In May 2015, ADG issued a new notice for its certification applications, which stated the following:
Please be advised this application for certification is valid only for authorized Arizona gaming facilities. Providing goods or services to any location considered by the State to be unauthorized, or in pending litigation with the State concerning whether it is authorized, would be outside the approval granted through State Certification. Vendors providing goods or services to unauthorized facilities may be subject to legal and/or regulatory risks.Doc. 1, ¶ 86. The notice also stated that “based upon the fraud and misrepresentation committed” by the Nation, “[ADG] has determined that the proposed West Valley casino is not authorized.” Id., ¶ 88. The notice does not distinguish between Class II and Class III gaming. Id., ¶ 89. ADG requires the Nation to use these forms for prospective vendors and employees of the casino. Id., ¶ 90–91.
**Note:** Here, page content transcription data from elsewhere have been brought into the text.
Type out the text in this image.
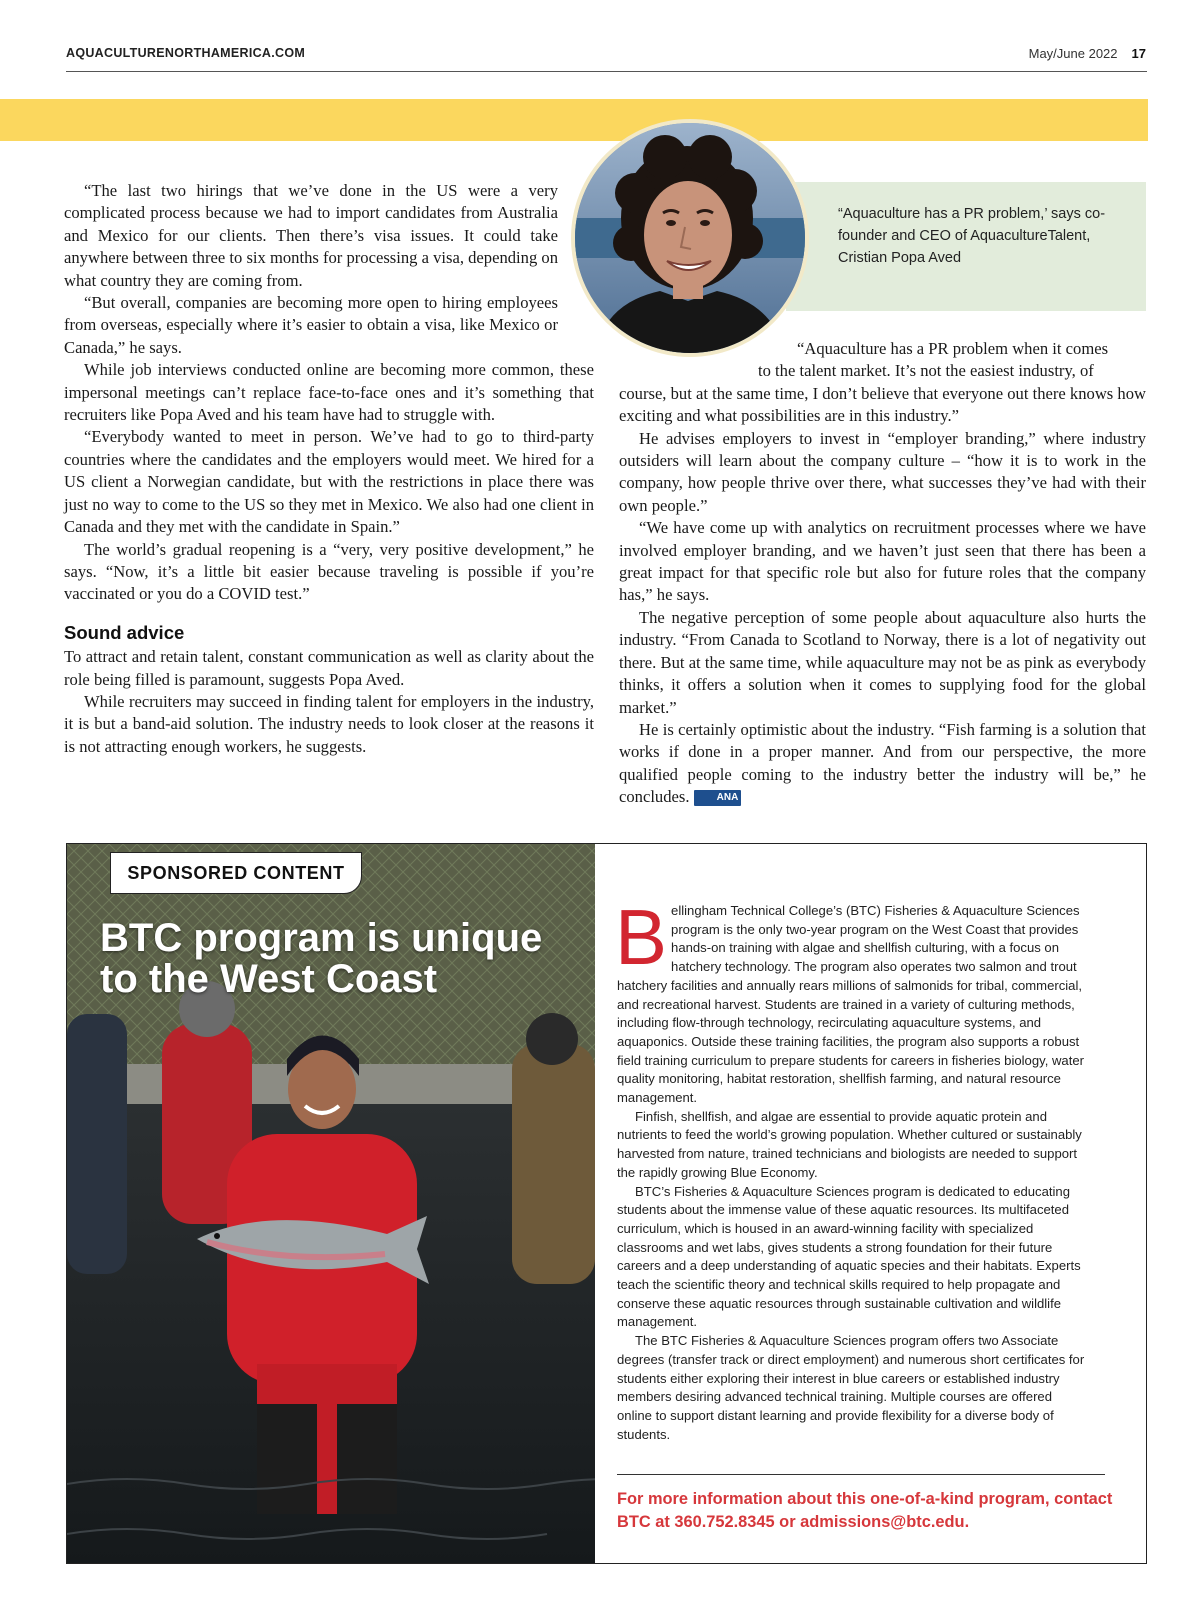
AQUACULTURENORTHAMERICA.COM	May/June 2022 17
“Aquaculture has a PR problem,’ says co-founder and CEO of AquacultureTalent, Cristian Popa Aved

“The last two hirings that we’ve done in the US were a very complicated process because we had to import candidates from Australia and Mexico for our clients. Then there’s visa issues. It could take anywhere between three to six months for processing a visa, depending on what country they are coming from.

“But overall, companies are becoming more open to hiring employees from overseas, especially where it’s easier to obtain a visa, like Mexico or Canada,” he says.

While job interviews conducted online are becoming more common, these impersonal meetings can’t replace face-to-face ones and it’s something that recruiters like Popa Aved and his team have had to struggle with.

“Everybody wanted to meet in person. We’ve had to go to third-party countries where the candidates and the employers would meet. We hired for a US client a Norwegian candidate, but with the restrictions in place there was just no way to come to the US so they met in Mexico. We also had one client in Canada and they met with the candidate in Spain.”

The world’s gradual reopening is a “very, very positive development,” he says. “Now, it’s a little bit easier because traveling is possible if you’re vaccinated or you do a COVID test.”

Sound advice

To attract and retain talent, constant communication as well as clarity about the role being filled is paramount, suggests Popa Aved.

While recruiters may succeed in finding talent for employers in the industry, it is but a band-aid solution. The industry needs to look closer at the reasons it is not attracting enough workers, he suggests.

“Aquaculture has a PR problem when it comes

to the talent market. It’s not the easiest industry, of

course, but at the same time, I don’t believe that everyone out there knows how exciting and what possibilities are in this industry.”

He advises employers to invest in “employer branding,” where industry outsiders will learn about the company culture – “how it is to work in the company, how people thrive over there, what successes they’ve had with their own people.”

“We have come up with analytics on recruitment processes where we have involved employer branding, and we haven’t just seen that there has been a great impact for that specific role but also for future roles that the company has,” he says.

The negative perception of some people about aquaculture also hurts the industry. “From Canada to Scotland to Norway, there is a lot of negativity out there. But at the same time, while aquaculture may not be as pink as everybody thinks, it offers a solution when it comes to supplying food for the global market.”

He is certainly optimistic about the industry. “Fish farming is a solution that works if done in a proper manner. And from our perspective, the more qualified people coming to the industry better the industry will be,” he concludes.	ANA

SPONSORED CONTENT
BTC program is unique to the West Coast	Bellingham Technical College’s (BTC) Fisheries & Aquaculture Sciences program is the only two-year program on the West Coast that provides hands-on training with algae and shellfish culturing, with a focus on hatchery technology. The program also operates two salmon and trout hatchery facilities and annually rears millions of salmonids for tribal, commercial, and recreational harvest. Students are trained in a variety of culturing methods, including flow-through technology, recirculating aquaculture systems, and aquaponics. Outside these training facilities, the program also supports a robust field training curriculum to prepare students for careers in fisheries biology, water quality monitoring, habitat restoration, shellfish farming, and natural resource management.

Finfish, shellfish, and algae are essential to provide aquatic protein and nutrients to feed the world’s growing population. Whether cultured or sustainably harvested from nature, trained technicians and biologists are needed to support the rapidly growing Blue Economy.

BTC’s Fisheries & Aquaculture Sciences program is dedicated to educating students about the immense value of these aquatic resources. Its multifaceted curriculum, which is housed in an award-winning facility with specialized classrooms and wet labs, gives students a strong foundation for their future careers and a deep understanding of aquatic species and their habitats. Experts teach the scientific theory and technical skills required to help propagate and conserve these aquatic resources through sustainable cultivation and wildlife management.

The BTC Fisheries & Aquaculture Sciences program offers two Associate degrees (transfer track or direct employment) and numerous short certificates for students either exploring their interest in blue careers or established industry members desiring advanced technical training. Multiple courses are offered online to support distant learning and provide flexibility for a diverse body of students.

For more information about this one-of-a-kind program, contact BTC at 360.752.8345 or admissions@btc.edu.
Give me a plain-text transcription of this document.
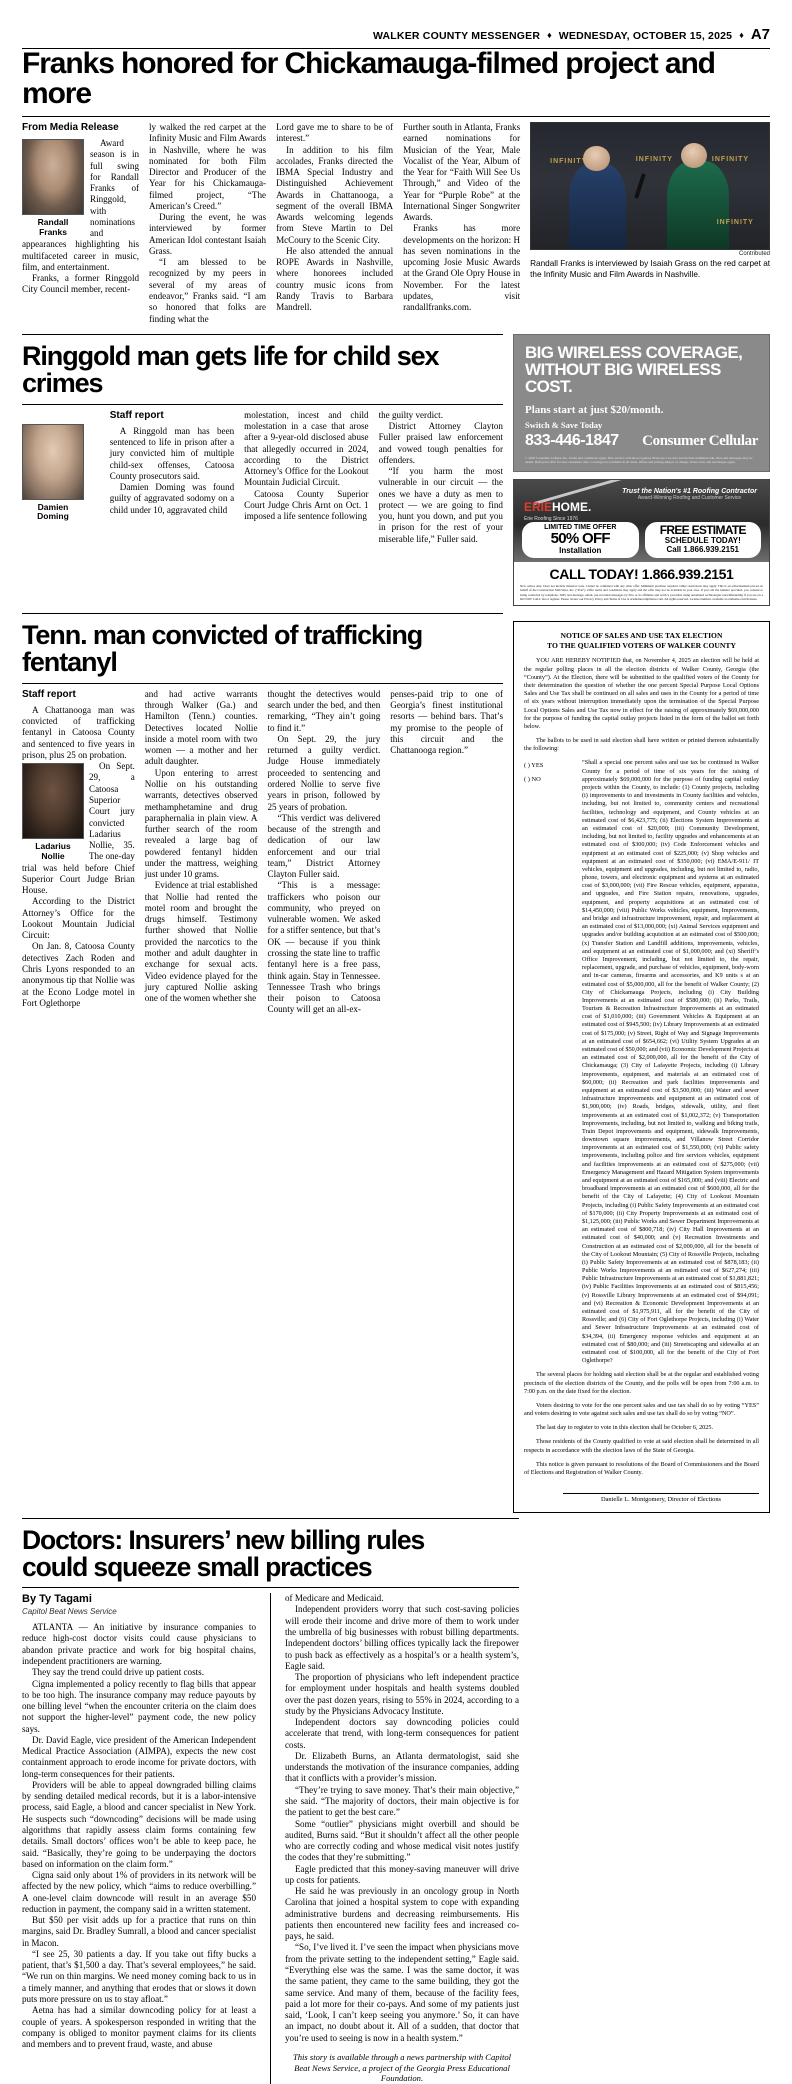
WALKER COUNTY MESSENGER ♦ WEDNESDAY, OCTOBER 15, 2025 ♦ A7
Franks honored for Chickamauga-filmed project and more
From Media Release
Randall
Franks

Award season is in full swing for Randall Franks of Ringgold, with nominations and appearances highlighting his multifaceted career in music, film, and entertainment.

Franks, a former Ringgold City Council member, recent-

ly walked the red carpet at the Infinity Music and Film Awards in Nashville, where he was nominated for both Film Director and Producer of the Year for his Chickamauga-filmed project, “The American’s Creed.”

During the event, he was interviewed by former American Idol contestant Isaiah Grass.

“I am blessed to be recognized by my peers in several of my areas of endeavor,” Franks said. “I am so honored that folks are finding what the

Lord gave me to share to be of interest.”

In addition to his film accolades, Franks directed the IBMA Special Industry and Distinguished Achievement Awards in Chattanooga, a segment of the overall IBMA Awards welcoming legends from Steve Martin to Del McCoury to the Scenic City.

He also attended the annual ROPE Awards in Nashville, where honorees included country music icons from Randy Travis to Barbara Mandrell.

Further south in Atlanta, Franks earned nominations for Musician of the Year, Male Vocalist of the Year, Album of the Year for “Faith Will See Us Through,” and Video of the Year for “Purple Robe” at the International Singer Songwriter Awards.

Franks has more developments on the horizon: H has seven nominations in the upcoming Josie Music Awards at the Grand Ole Opry House in November. For the latest updates, visit randallfranks.com.

INFINITY	INFINITY	INFINITY
INFINITY
Contributed
Randall Franks is interviewed by Isaiah Grass on the red carpet at the Infinity Music and Film Awards in Nashville.
Ringgold man gets life for child sex crimes
Damien
Doming
Staff report

A Ringgold man has been sentenced to life in prison after a jury convicted him of multiple child-sex offenses, Catoosa County prosecutors said.

Damien Doming was found guilty of aggravated sodomy on a child under 10, aggravated child

molestation, incest and child molestation in a case that arose after a 9-year-old disclosed abuse that allegedly occurred in 2024, according to the District Attorney’s Office for the Lookout Mountain Judicial Circuit.

Catoosa County Superior Court Judge Chris Arnt on Oct. 1 imposed a life sentence following

the guilty verdict.

District Attorney Clayton Fuller praised law enforcement and vowed tough penalties for offenders.

“If you harm the most vulnerable in our circuit — the ones we have a duty as men to protect — we are going to find you, hunt you down, and put you in prison for the rest of your miserable life,” Fuller said.

BIG WIRELESS COVERAGE,
WITHOUT BIG WIRELESS COST.
Plans start at just $20/month.
Switch & Save Today
833-446-1847 Consumer Cellular
© 2025 Consumer Cellular Inc. Terms and conditions apply. New service activation required. Plans are a la carte and include unlimited talk. Data and messages may be added. Half-price offer for new customers only. Coverage not available in all areas. Offers and pricing subject to change. Taxes, fees, and surcharges apply.
ERIEHOME.
Erie Roofing Since 1976
Trust the Nation's #1 Roofing Contractor
Award-Winning Roofing and Customer Service
LIMITED TIME OFFER
50% OFF
Installation
FREE ESTIMATE
SCHEDULE TODAY!
Call 1.866.939.2151
CALL TODAY! 1.866.939.2151
New orders only. Does not include material costs. Cannot be combined with any other offer. Minimum purchase required. Other restrictions may apply. This is an advertisement placed on behalf of the Construction Mid-West, Inc. ("Erie"). Offer terms and conditions may apply and the offer may not be available in your area. If you call the number provided, you consent to being contacted by telephone, SMS text message, email, pre-recorded messages by Erie or its affiliates and service providers using automated technologies notwithstanding if you are on a DO NOT CALL list or register. Please review our Privacy Policy and Terms of Use at eriehomecompliance.com. All rights reserved. License numbers available at eriehome.com/licenses.
Tenn. man convicted of trafficking fentanyl
Staff report

A Chattanooga man was convicted of trafficking fentanyl in Catoosa County and sentenced to five years in prison, plus 25 on probation.

Ladarius
Nollie

On Sept. 29, a Catoosa Superior Court jury convicted Ladarius Nollie, 35. The one-day trial was held before Chief Superior Court Judge Brian House.

According to the District Attorney’s Office for the Lookout Mountain Judicial Circuit:

On Jan. 8, Catoosa County detectives Zach Roden and Chris Lyons responded to an anonymous tip that Nollie was at the Econo Lodge motel in Fort Oglethorpe

and had active warrants through Walker (Ga.) and Hamilton (Tenn.) counties. Detectives located Nollie inside a motel room with two women — a mother and her adult daughter.

Upon entering to arrest Nollie on his outstanding warrants, detectives observed methamphetamine and drug paraphernalia in plain view. A further search of the room revealed a large bag of powdered fentanyl hidden under the mattress, weighing just under 10 grams.

Evidence at trial established that Nollie had rented the motel room and brought the drugs himself. Testimony further showed that Nollie provided the narcotics to the mother and adult daughter in exchange for sexual acts. Video evidence played for the jury captured Nollie asking one of the women whether she

thought the detectives would search under the bed, and then remarking, “They ain’t going to find it.”

On Sept. 29, the jury returned a guilty verdict. Judge House immediately proceeded to sentencing and ordered Nollie to serve five years in prison, followed by 25 years of probation.

“This verdict was delivered because of the strength and dedication of our law enforcement and our trial team,” District Attorney Clayton Fuller said.

“This is a message: traffickers who poison our community, who preyed on vulnerable women. We asked for a stiffer sentence, but that’s OK — because if you think crossing the state line to traffic fentanyl here is a free pass, think again. Stay in Tennessee. Tennessee Trash who brings their poison to Catoosa County will get an all-ex-

penses-paid trip to one of Georgia’s finest institutional resorts — behind bars. That’s my promise to the people of this circuit and the Chattanooga region.”

NOTICE OF SALES AND USE TAX ELECTION
TO THE QUALIFIED VOTERS OF WALKER COUNTY

YOU ARE HEREBY NOTIFIED that, on November 4, 2025 an election will be held at the regular polling places in all the election districts of Walker County, Georgia (the “County”). At the Election, there will be submitted to the qualified voters of the County for their determination the question of whether the one percent Special Purpose Local Options Sales and Use Tax shall be continued on all sales and uses in the County for a period of time of six years without interruption immediately upon the termination of the Special Purpose Local Options Sales and Use Tax now in effect for the raising of approximately $69,000,000 for the purpose of funding the capital outlay projects listed in the form of the ballot set forth below.

The ballots to be used in said election shall have written or printed thereon substantially the following:

( ) YES
( ) NO

“Shall a special one percent sales and use tax be continued in Walker County for a period of time of six years for the raising of approximately $69,000,000 for the purpose of funding capital outlay projects within the County, to include: (1) County projects, including (i) improvements to and investments in County facilities and vehicles, including, but not limited to, community centers and recreational facilities, technology and equipment, and County vehicles at an estimated cost of $6,423,775; (ii) Elections System Improvements at an estimated cost of $20,000; (iii) Community Development, including, but not limited to, facility upgrades and enhancements at an estimated cost of $300,000; (iv) Code Enforcement vehicles and equipment at an estimated cost of $225,000; (v) Shop vehicles and equipment at an estimated cost of $350,000; (vi) EMA/E-911/ IT vehicles, equipment and upgrades, including, but not limited to, radio, phone, towers, and electronic equipment and systems at an estimated cost of $3,000,000; (vii) Fire Rescue vehicles, equipment, apparatus, and upgrades, and Fire Station repairs, renovations, upgrades, equipment, and property acquisitions at an estimated cost of $14,450,000; (viii) Public Works vehicles, equipment, Improvements, and bridge and infrastructure improvement, repair, and replacement at an estimated cost of $13,000,000; (xi) Animal Services equipment and upgrades and/or building acquisition at an estimated cost of $500,000; (x) Transfer Station and Landfill additions, improvements, vehicles, and equipment at an estimated cost of $1,000,000; and (xi) Sheriff’s Office Improvement, including, but not limited to, the repair, replacement, upgrade, and purchase of vehicles, equipment, body-worn and in-car cameras, firearms and accessories, and K9 units s at an estimated cost of $5,000,000, all for the benefit of Walker County; (2) City of Chickamauga Projects, including (i) City Building Improvements at an estimated cost of $580,000; (ii) Parks, Trails, Tourism & Recreation Infrastructure Improvements at an estimated cost of $1,010,000; (iii) Government Vehicles & Equipment at an estimated cost of $945,500; (iv) Library Improvements at an estimated cost of $175,000; (v) Street, Right of Way and Signage Improvements at an estimated cost of $654,662; (vi) Utility System Upgrades at an estimated cost of $50,000; and (vii) Economic Development Projects at an estimated cost of $2,000,000, all for the benefit of the City of Chickamauga; (3) City of Lafayette Projects, including (i) Library improvements, equipment, and materials at an estimated cost of $60,000; (ii) Recreation and park facilities improvements and equipment at an estimated cost of $3,500,000; (iii) Water and sewer infrastructure improvements and equipment at an estimated cost of $1,900,000; (iv) Roads, bridges, sidewalk, utility, and fleet improvements at an estimated cost of $1,002,372; (v) Transportation Improvements, including, but not limited to, walking and biking trails, Train Depot improvements and equipment, sidewalk Improvements, downtown square improvements, and Villanow Street Corridor improvements at an estimated cost of $1,550,000; (vi) Public safety improvements, including police and fire services vehicles, equipment and facilities improvements at an estimated cost of $275,000; (vii) Emergency Management and Hazard Mitigation System improvements and equipment at an estimated cost of $165,000; and (viii) Electric and broadband improvements at an estimated cost of $600,000, all for the benefit of the City of Lafayette; (4) City of Lookout Mountain Projects, including (i) Public Safety Improvements at an estimated cost of $170,000; (ii) City Property Improvements at an estimated cost of $1,125,000; (iii) Public Works and Sewer Department Improvements at an estimated cost of $800,718; (iv) City Hall Improvements at an estimated cost of $40,000; and (v) Recreation Investments and Construction at an estimated cost of $2,000,000, all for the benefit of the City of Lookout Mountain; (5) City of Rossville Projects, including (i) Public Safety Improvements at an estimated cost of $878,183; (ii) Public Works Improvements at an estimated cost of $627,274; (iii) Public Infrastructure Improvements at an estimated cost of $1,881,821; (iv) Public Facilities Improvements at an estimated cost of $815,456; (v) Rossville Library Improvements at an estimated cost of $94,091; and (vi) Recreation & Economic Development Improvements at an estimated cost of $1,975,911, all for the benefit of the City of Rossville; and (6) City of Fort Oglethorpe Projects, including (i) Water and Sewer Infrastructure Improvements at an estimated cost of $34,394, (ii) Emergency response vehicles and equipment at an estimated cost of $80,000; and (iii) Streetscaping and sidewalks at an estimated cost of $100,000, all for the benefit of the City of Fort Oglethorpe?

The several places for holding said election shall be at the regular and established voting precincts of the election districts of the County, and the polls will be open from 7:00 a.m. to 7:00 p.m. on the date fixed for the election.

Voters desiring to vote for the one percent sales and use tax shall do so by voting “YES” and voters desiring to vote against such sales and use tax shall do so by voting “NO”.

The last day to register to vote in this election shall be October 6, 2025.

Those residents of the County qualified to vote at said election shall be determined in all respects in accordance with the election laws of the State of Georgia.

This notice is given pursuant to resolutions of the Board of Commissioners and the Board of Elections and Registration of Walker County.

Danielle L. Montgomery, Director of Elections
Doctors: Insurers’ new billing rules
could squeeze small practices
By Ty Tagami
Capitol Beat News Service

ATLANTA — An initiative by insurance companies to reduce high-cost doctor visits could cause physicians to abandon private practice and work for big hospital chains, independent practitioners are warning.

They say the trend could drive up patient costs.

Cigna implemented a policy recently to flag bills that appear to be too high. The insurance company may reduce payouts by one billing level “when the encounter criteria on the claim does not support the higher-level” payment code, the new policy says.

Dr. David Eagle, vice president of the American Independent Medical Practice Association (AIMPA), expects the new cost containment approach to erode income for private doctors, with long-term consequences for their patients.

Providers will be able to appeal downgraded billing claims by sending detailed medical records, but it is a labor-intensive process, said Eagle, a blood and cancer specialist in New York. He suspects such “downcoding” decisions will be made using algorithms that rapidly assess claim forms containing few details. Small doctors’ offices won’t be able to keep pace, he said. “Basically, they’re going to be underpaying the doctors based on information on the claim form.”

Cigna said only about 1% of providers in its network will be affected by the new policy, which “aims to reduce overbilling.” A one-level claim downcode will result in an average $50 reduction in payment, the company said in a written statement.

But $50 per visit adds up for a practice that runs on thin margins, said Dr. Bradley Sumrall, a blood and cancer specialist in Macon.

“I see 25, 30 patients a day. If you take out fifty bucks a patient, that’s $1,500 a day. That’s several employees,” he said. “We run on thin margins. We need money coming back to us in a timely manner, and anything that erodes that or slows it down puts more pressure on us to stay afloat.”

Aetna has had a similar downcoding policy for at least a couple of years. A spokesperson responded in writing that the company is obliged to monitor payment claims for its clients and members and to prevent fraud, waste, and abuse

of Medicare and Medicaid.

Independent providers worry that such cost-saving policies will erode their income and drive more of them to work under the umbrella of big businesses with robust billing departments. Independent doctors’ billing offices typically lack the firepower to push back as effectively as a hospital’s or a health system’s, Eagle said.

The proportion of physicians who left independent practice for employment under hospitals and health systems doubled over the past dozen years, rising to 55% in 2024, according to a study by the Physicians Advocacy Institute.

Independent doctors say downcoding policies could accelerate that trend, with long-term consequences for patient costs.

Dr. Elizabeth Burns, an Atlanta dermatologist, said she understands the motivation of the insurance companies, adding that it conflicts with a provider’s mission.

“They’re trying to save money. That’s their main objective,” she said. “The majority of doctors, their main objective is for the patient to get the best care.”

Some “outlier” physicians might overbill and should be audited, Burns said. “But it shouldn’t affect all the other people who are correctly coding and whose medical visit notes justify the codes that they’re submitting.”

Eagle predicted that this money-saving maneuver will drive up costs for patients.

He said he was previously in an oncology group in North Carolina that joined a hospital system to cope with expanding administrative burdens and decreasing reimbursements. His patients then encountered new facility fees and increased co-pays, he said.

“So, I’ve lived it. I’ve seen the impact when physicians move from the private setting to the independent setting,” Eagle said. “Everything else was the same. I was the same doctor, it was the same patient, they came to the same building, they got the same service. And many of them, because of the facility fees, paid a lot more for their co-pays. And some of my patients just said, ‘Look, I can’t keep seeing you anymore.’ So, it can have an impact, no doubt about it. All of a sudden, that doctor that you’re used to seeing is now in a health system.”

This story is available through a news partnership with Capitol Beat News Service, a project of the Georgia Press Educational Foundation.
On June 22, 2015, the Nation filed this action against Arizona Governor Douglas Ducey, Arizona Attorney General Mark Brnovich, and ADG Director Daniel Bergin. It alleges that Ducey and Brnovich directed Bergin to deny certifications for the West Valley Resort and that Defendants have violated the Supremacy Clause because IGRA preempts state regulation of gaming on Indian lands. It further alleges that Defendants are violating IGRA by illegally regulating Class II gaming, specifically because the notice appears to apply to any gaming that may take place at the West Valley Resort. The Nation asks the Court to enjoin Defendants from refusing to grant the Class III certifications and from regulating Class II gaming. The Court will address the merits of Defendants' motions to dismiss before turning to the Nation's motion for preliminary injunction.
II. Motions to Dismiss.
Defendants Ducey and Brnovich argue that the Nation's claims should be dismissed for several reasons: (1) sovereign immunity bars suit against them in their official capacities, (2) the Nation's claims are a disguised and improper mandamus action, (3) the Nation's claims are non-justiciable, and (4) the Nation fails to state a claim for relief. Defendant Bergin argues that the claims should be dismissed for similar reasons: (1) sovereign immunity bars the Nation's claims against him because IGRA provides an alternative enforcement mechanism, (2) the Nation's claim regarding Class II gaming is not ripe, (3) the Nation's complaint fails to state a claim for relief, and (4) the Nation's requested relief would violate the Tenth Amendment. Because courts generally treat sovereign immunity as a threshold issue, the Court will address it first. See Confederated Tribes & Bands of the Yakama Indian Nation v. Locke, 176 F.3d 467, 469 (9th Cir.1999).
A. Sovereign Immunity.
The Eleventh Amendment bars federal court lawsuits against a state “by Citizens of another State, or by Citizens or Subjects of any Foreign State.” U.S. Const. amend. XI. This bar applies to suits against states by federally-recognized Indian tribes. See Seminole Tribe of Florida v. Florida, 517 U.S. 44, 55, 116 S.Ct. 1114, 134 L.Ed.2d 252 (1996); see also Blatchford v. Native Village of Noatak, 501 U.S. 775, 782, 111 S.Ct. 2578, 115 L.Ed.2d 686 (1991). State agencies such as ADG fall within the protection of the Eleventh Amendment. See Regents of the Univ. of Cal. v. Doe, 519 U.S. 425, 429, 117 S.Ct. 900, 137 L.Ed.2d 55 (1997).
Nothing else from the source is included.